IGas signs £30m shale gas deal with Ineos to expand

Grangemouth petrochemical plant Image copyright Getty Images
Image caption The deal gives Ineos full ownership of the area around the Grangemouth petrochemical plant

UK shale firm IGas has signed a £30m gas deal with Switzerland's Ineos in a tie-up designed to expand IGas's exploration efforts.

The deal will give Ineos access to sites beyond the ones it currently operates in Scotland.

Ineos has also pledged an additional £138m to help IGas expand its shale gas operations in the North West and East Midlands regions in England.

Shares in IGas surged by more than 20% on news of the agreement.

Investors had worried about the strength of the firm, as the price of oil fell by more than half over the past year.

The deal also gives IGas another major partner. The UK onshore oil producer is already working with Total of France and GDF Suez.

"Alongside the commitment from our existing partners, Ineos's commitment of upfront cash and considerable capital investment will help fund us through the next steps of our shale appraisal and production programme," said Andrew Austin, chief executive of IGas, in a statement.

Scotland stake

Last year, Ineos said it planned to invest $1bn (£663m) in British shale gas exploration, in an effort to emulate the shale boom that has led to cheap oil prices in the US.

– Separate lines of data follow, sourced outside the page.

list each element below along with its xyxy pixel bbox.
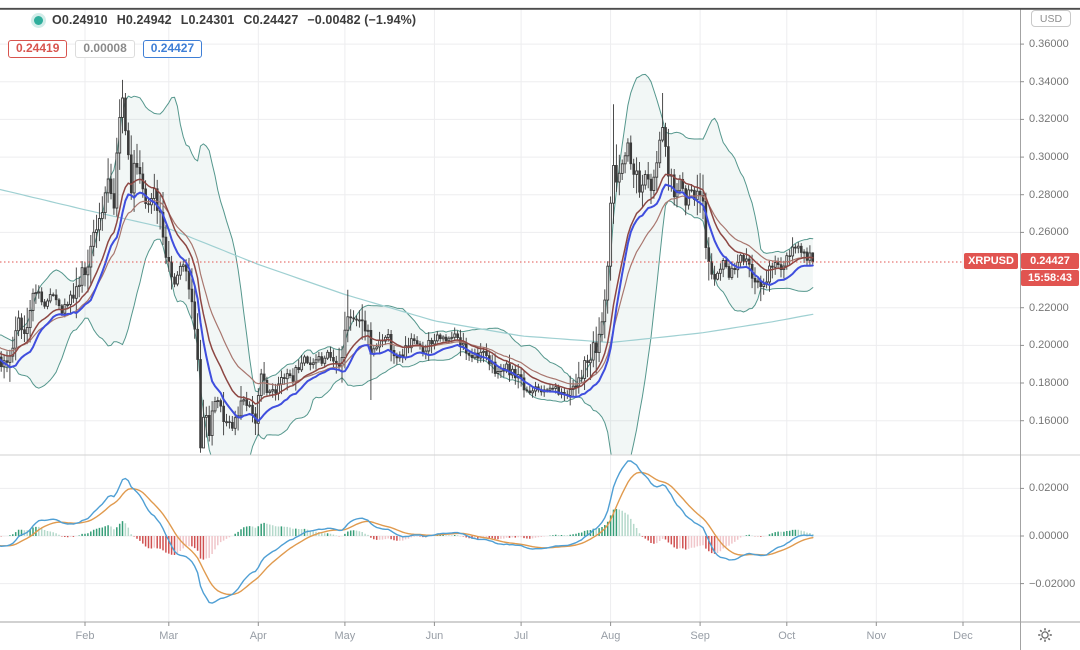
price-tick-label: 0.34000 [1029,75,1069,88]
indicator-values-row: 0.24419 0.00008 0.24427 [8,40,203,58]
series-marker-dot[interactable] [34,15,43,25]
bar-countdown-tag: 15:58:43 [1021,270,1079,286]
settings-gear-icon[interactable] [1036,626,1054,644]
legend-change: −0.00482 (−1.94%) [307,13,417,27]
macd-tick-label: −0.02000 [1029,577,1076,590]
month-label: May [334,630,356,642]
month-label: Feb [75,630,95,642]
symbol-price-tag: XRPUSD [964,253,1018,269]
indicator-value-blue: 0.24427 [142,40,203,58]
ohlc-legend: O0.24910 H0.24942 L0.24301 C0.24427 −0.0… [34,13,425,27]
price-tick-label: 0.36000 [1029,38,1069,51]
month-label: Jul [514,630,529,642]
month-label: Jun [425,630,444,642]
price-tick-label: 0.26000 [1029,226,1069,239]
month-label: Apr [249,630,267,642]
month-label: Oct [778,630,796,642]
macd-tick-label: 0.00000 [1029,530,1069,542]
indicator-value-red: 0.24419 [8,40,68,58]
month-label: Sep [690,630,710,642]
month-label: Dec [953,630,973,642]
legend-close: C0.24427 [243,13,299,27]
currency-toggle-badge[interactable]: USD [1031,10,1071,27]
price-tick-label: 0.20000 [1029,339,1069,352]
month-label: Aug [600,630,621,642]
legend-high: H0.24942 [116,13,172,27]
macd-tick-label: 0.02000 [1029,482,1069,495]
price-tick-label: 0.28000 [1029,188,1069,201]
price-tick-label: 0.18000 [1029,377,1069,390]
price-tick-label: 0.30000 [1029,151,1069,164]
month-label: Mar [159,630,179,642]
month-label: Nov [866,630,887,642]
price-tick-label: 0.22000 [1029,301,1069,314]
indicator-value-gray: 0.00008 [75,40,135,58]
legend-open: O0.24910 [52,13,108,27]
price-tick-label: 0.16000 [1029,414,1069,427]
price-tick-label: 0.32000 [1029,113,1069,126]
legend-low: L0.24301 [180,13,235,27]
last-price-axis-tag: 0.24427 [1021,253,1079,269]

Ineos - which is privately owned - said that as part of this latest deal, it will acquire IGas's stake in the shale licence around the Grangemouth petrochemical plant, which will give the Swiss firm full ownership of the site.

Image copyright PA

Analysis: John Moylan, industry correspondent

Ineos needs shale gas.

It's the feed stock for its huge chemicals plants in Europe. Ineos is already investing £200m at Grangemouth in a vast storage facility to be able to import cheap gas from the US.

But it wants home grown shale gas too. And with this deal it has taken a big step forward in its aim to become the biggest shale gas player in Britain.

The deal gives it access to almost a quarter of a million acres of potential shale gas reserves. Ineos has also applied for more license blocks as part of the ongoing 14th onshore licensing round.

And to overcome objections to fracking it's offering local communities 6% of the revenues from the shale gas it produces - whenever that might be.

In a statement, Gary Haywood, the chief executive of Ineos Upstream, said: "This is a further significant step for Ineos in its plan to become the biggest player in the UK shale gas industry.

"We believe shale gas could revolutionise UK manufacturing and Ineos has the resources to make it happen, the skills to extract the gas safely, and the vision to realise that everyone must share in the rewards for UK shale gas to be successfully developed."

The plan to develop the Grangemouth site, however, is complicated by Scotland's current moratorium on fracking - the method Ineos would use to extract oil from the site.

Fracking, or hydraulic fracturing, involves pumping a mixture of water and chemicals into shale rock at high pressure to extract gas and oil.

Environmental campaigners claim the process encourages reliance on fossil fuels instead of promoting investment in renewable energy sources.

Proponents of the process say it unlocks huge deposits of oil and natural gas, increases a country's energy security and boosts the economies of the areas in which it takes place.